Though some large counties, including Los Angeles, already allow several options for early voting, the majority of California's 58 counties do not. Those counties still conduct elections under traditional rules, with in-person ballots cast on Election Day at neighborhood polling places -- some of which are as small as a homeowner's garage. That could make safe physical distancing impossible in this fall's election or lead to long lines in locations with little space for a crowd.
The order issued Wednesday allows those counties to provide a fraction of their normal in-person voting locations, focusing instead on larger facilities with voting devices safely spread out. The sites could include school gymnasiums and auditoriums, though a request made last month by elections officials to require schools to participate went unanswered.
"We are committed to protecting the hard-fought right for Californians to make their voices heard this November, even in the face of a pandemic," Newsom, a Democrat, said in a written statement.
The change presents two notable challenges for counties that have no experience with early voting. First, they will have to operate locations for four consecutive days, requiring more hours on the job for some poll workers or the enlistment of additional volunteers. Many poll workers are seniors who may not participate this year given their heightened risk for COVID-19 infection. The governor's executive order on Wednesday raised the possibility of county employees being assigned to elections work.
Second, voting locations will have to be prepared to accommodate the thousands of voters who could show up over the four-day period, both those who choose not to vote by mail and new voters who can register as late as Election Day. Not all of these voters may be eligible to use the same ballot, requiring additional supplies. And because voters could likely choose any of a county's limited voting locations, poll workers will need more than just an old-fashioned paper printout of voters who live nearby to check eligibility.
Not all counties are expected to use the new rules. Kammi Foote, the registrar of voters in Inyo County, said the consolidation of polling places and extended hours seemed better suited to urban areas in the state.
"In rural counties, the likelihood of a voter going to a different town is very small," she said. "And expanding to four days is going to be extremely difficult."
For 15 counties that adopted a 2016 state law swapping out neighborhood polling places for regional vote centers, voting operations will largely remain the same in the three days leading up to Election Day. But those counties, including Los Angeles and Orange, will be allowed to temporarily skip rules requiring vote centers to be open up to 10 days before the election.
All counties will be required to provide drop boxes for ballots, to be in place beginning on Oct. 6 and available through the close of voting on election night.
Newsom's original order to adjust the November election rules in light of the pandemic drew significant national attention, including criticism from President Donald Trump and other Republican officials. They insisted -- wrongly -- that the state would mail ballots to people who weren't registered to vote, including names on inactive voter lists.
As a result, the directive issued on Wednesday includes a provision that clarifies that it "is not intended, and shall not be construed, to mean that voters in an inactive voter registration status shall receive vote-by-mail ballots."

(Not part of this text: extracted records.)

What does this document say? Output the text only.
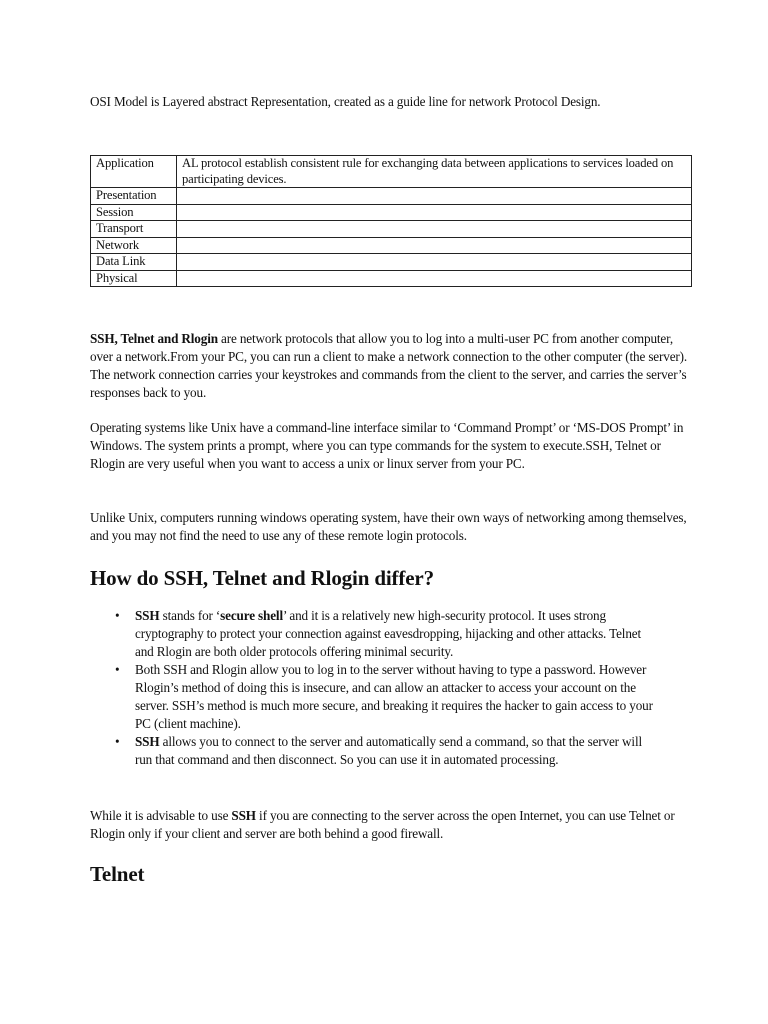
OSI Model is Layered abstract Representation, created as a guide line for network Protocol Design.
Application	AL protocol establish consistent rule for exchanging data between applications to services loaded on participating devices.
Presentation	
Session	
Transport	
Network	
Data Link	
Physical	

SSH, Telnet and Rlogin are network protocols that allow you to log into a multi-user PC from another computer, over a network.From your PC, you can run a client to make a network connection to the other computer (the server). The network connection carries your keystrokes and commands from the client to the server, and carries the server’s responses back to you.

Operating systems like Unix have a command-line interface similar to ‘Command Prompt’ or ‘MS-DOS Prompt’ in Windows. The system prints a prompt, where you can type commands for the system to execute.SSH, Telnet or Rlogin are very useful when you want to access a unix or linux server from your PC.

Unlike Unix, computers running windows operating system, have their own ways of networking among themselves, and you may not find the need to use any of these remote login protocols.

How do SSH, Telnet and Rlogin differ?
• SSH stands for ‘secure shell’ and it is a relatively new high-security protocol. It uses strong cryptography to protect your connection against eavesdropping, hijacking and other attacks. Telnet and Rlogin are both older protocols offering minimal security.
• Both SSH and Rlogin allow you to log in to the server without having to type a password. However Rlogin’s method of doing this is insecure, and can allow an attacker to access your account on the server. SSH’s method is much more secure, and breaking it requires the hacker to gain access to your PC (client machine).
• SSH allows you to connect to the server and automatically send a command, so that the server will run that command and then disconnect. So you can use it in automated processing.

While it is advisable to use SSH if you are connecting to the server across the open Internet, you can use Telnet or Rlogin only if your client and server are both behind a good firewall.

Telnet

Still, Republican-led lawsuits have been filed over the governor's mandate to mail every voter a ballot. Legislation to codify that plan cleared the state Senate's elections committee on Tuesday.
A second bill seeks to adopt many of the governor's new rules on in-person voting that would let counties seek additional election changes from Padilla.
The author of that bill, state Sen. Tom Umberg, D-Santa Ana, said Tuesday that it was important to provide Californians more than one safe option for voting this fall.
"But I would suggest that we actually flatten the curve, and if you want to vote in person you do so prior to Election Day," Umberg said.